On Thursday Mick, Barbara and I took the ferry to Iona and walked up the highest point on the island - great views. We met up with Steve back at camp and decided to go on a late afternoon/early evening ride. Mick's cycling shoes were still wet from the previous day's ride so he put on his walking shoes. "I'll meet you at the wash room" said Mick. 5 minutes later I cycled to meet him but couldn't see him. Then I heard a voice from below me - Mick was laying on the floor - he had stopped outside the wash room but had been unable to get his feet out of the toe clips because his shoes were too wide. He had then fallen sideways onto a parked car and was clearly in agony. The car driver and a passerby helped get Mick up but he was in no state to cycle. We took him back to his tent and after the rest of us did a short evening ride to a beatiful sandy bay we returned to see how Mick was. He was in great pain with a suspected broken rib(s). We took him to the pub to recuperate. That night he slept in his car and the following morning Barbara took him to the local GP who sent a fax to Mick's insurers who arranged for a driver to take him to the ferry and then for a vehicle recovery lorry to take him home from Oban. Mick fortunately had two breakdown policies. The first did not cover driver incapacity but the second with Aviva did - it's worth checking your policy. Back home and after another night sleeping in the car because his bed was too uncomfortable, Mick went to his own GP who confirmed a cracked rib.
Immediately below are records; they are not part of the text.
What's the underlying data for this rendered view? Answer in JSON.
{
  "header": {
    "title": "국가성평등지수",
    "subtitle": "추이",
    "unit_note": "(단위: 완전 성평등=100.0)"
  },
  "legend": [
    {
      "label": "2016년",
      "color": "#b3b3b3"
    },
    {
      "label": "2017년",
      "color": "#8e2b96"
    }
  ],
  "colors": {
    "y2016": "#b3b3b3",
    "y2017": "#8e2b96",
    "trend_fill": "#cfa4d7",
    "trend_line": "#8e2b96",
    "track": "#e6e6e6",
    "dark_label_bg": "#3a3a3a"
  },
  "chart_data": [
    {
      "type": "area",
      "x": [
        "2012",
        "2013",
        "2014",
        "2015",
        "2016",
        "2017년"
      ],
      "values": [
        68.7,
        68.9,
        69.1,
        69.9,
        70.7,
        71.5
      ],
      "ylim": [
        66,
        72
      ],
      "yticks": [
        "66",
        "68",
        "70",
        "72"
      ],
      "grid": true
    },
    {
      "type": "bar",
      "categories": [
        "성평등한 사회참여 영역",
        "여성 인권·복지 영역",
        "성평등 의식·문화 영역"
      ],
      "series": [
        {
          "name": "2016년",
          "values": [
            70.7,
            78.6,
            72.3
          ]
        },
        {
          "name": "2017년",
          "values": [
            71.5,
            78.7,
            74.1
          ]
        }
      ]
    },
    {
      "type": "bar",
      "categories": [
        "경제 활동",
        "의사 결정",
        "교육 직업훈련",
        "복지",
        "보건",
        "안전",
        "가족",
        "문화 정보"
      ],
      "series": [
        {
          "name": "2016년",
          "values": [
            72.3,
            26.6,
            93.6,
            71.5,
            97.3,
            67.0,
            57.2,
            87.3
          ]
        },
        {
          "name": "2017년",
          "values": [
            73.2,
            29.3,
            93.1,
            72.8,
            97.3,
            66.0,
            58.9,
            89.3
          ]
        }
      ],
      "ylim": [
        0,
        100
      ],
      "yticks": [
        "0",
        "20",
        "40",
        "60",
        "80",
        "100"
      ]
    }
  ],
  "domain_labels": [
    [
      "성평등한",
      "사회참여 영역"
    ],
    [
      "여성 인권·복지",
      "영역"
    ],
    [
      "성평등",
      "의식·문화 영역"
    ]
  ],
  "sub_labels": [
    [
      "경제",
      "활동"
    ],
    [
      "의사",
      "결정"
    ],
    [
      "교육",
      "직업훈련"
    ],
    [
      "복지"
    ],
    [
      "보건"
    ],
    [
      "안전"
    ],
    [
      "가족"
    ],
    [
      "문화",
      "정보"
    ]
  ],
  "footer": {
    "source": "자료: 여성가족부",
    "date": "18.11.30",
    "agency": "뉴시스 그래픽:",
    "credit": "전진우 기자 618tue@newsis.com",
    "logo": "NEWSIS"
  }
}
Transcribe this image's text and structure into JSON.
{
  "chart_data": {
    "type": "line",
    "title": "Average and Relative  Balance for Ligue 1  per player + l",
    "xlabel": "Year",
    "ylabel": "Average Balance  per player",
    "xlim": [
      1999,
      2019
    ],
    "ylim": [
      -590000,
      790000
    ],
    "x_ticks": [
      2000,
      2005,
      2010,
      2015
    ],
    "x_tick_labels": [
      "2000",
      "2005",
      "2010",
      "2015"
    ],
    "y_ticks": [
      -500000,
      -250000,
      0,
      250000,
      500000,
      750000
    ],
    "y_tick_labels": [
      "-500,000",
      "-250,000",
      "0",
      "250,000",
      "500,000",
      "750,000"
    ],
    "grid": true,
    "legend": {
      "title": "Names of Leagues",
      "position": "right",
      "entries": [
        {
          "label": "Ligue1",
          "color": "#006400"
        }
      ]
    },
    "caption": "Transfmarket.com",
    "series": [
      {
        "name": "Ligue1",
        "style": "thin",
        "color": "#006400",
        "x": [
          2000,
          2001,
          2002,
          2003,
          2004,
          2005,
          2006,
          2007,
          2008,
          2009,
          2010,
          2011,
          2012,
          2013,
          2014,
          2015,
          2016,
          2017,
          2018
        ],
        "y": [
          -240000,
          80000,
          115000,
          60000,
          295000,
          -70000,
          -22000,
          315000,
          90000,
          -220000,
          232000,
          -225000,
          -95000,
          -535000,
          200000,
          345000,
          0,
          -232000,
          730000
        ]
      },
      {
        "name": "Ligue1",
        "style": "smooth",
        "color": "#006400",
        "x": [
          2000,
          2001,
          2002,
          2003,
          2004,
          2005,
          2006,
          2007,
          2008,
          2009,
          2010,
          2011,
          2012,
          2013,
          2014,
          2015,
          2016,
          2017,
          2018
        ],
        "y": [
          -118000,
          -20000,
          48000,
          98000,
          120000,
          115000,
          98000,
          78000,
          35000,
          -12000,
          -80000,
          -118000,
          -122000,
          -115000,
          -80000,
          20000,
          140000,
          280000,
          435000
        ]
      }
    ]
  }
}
Meanwhile back on Mull, Steve, Barbara and I decided to abandon the cold and wet of Mull and return to the mainland. I think the hail storm was the final straw. We were thwarted in this ambition by lack of spaces on the ferry - our car was reserved for Sunday. Mick's driver had just driven straight onto the ferry shouting "make way - broken rib!". Instead of returning to the mainland we drove up to Tobermory and found a very pleasant more sheltered campsite to stay for 2 nights. On Friday night the weather was good enough for us to cook our first meal of the holiday - we had eaten pub meals the previous 3 nights. We ate the meal in a very pleasant wooden shelter on the campsite equipped with a fridge and electric kettle. We also had an excellent evening ride out to Glengorm castle.
Our ride on Saturday, in the dry and with some sun, along the Northern coast to Dervaig, a minor road to Salen, and then up the western coast and back to camp along the northern coast was glorious. We were thankful we had not abandoned Mull. However, it did rain again that night so we took shelter in the Indian restaurant in Tobermory. We returned home on Sunday. Mull had redeemed itself and I'm already thinking of a return trip. It is so beautiful when the weather relents.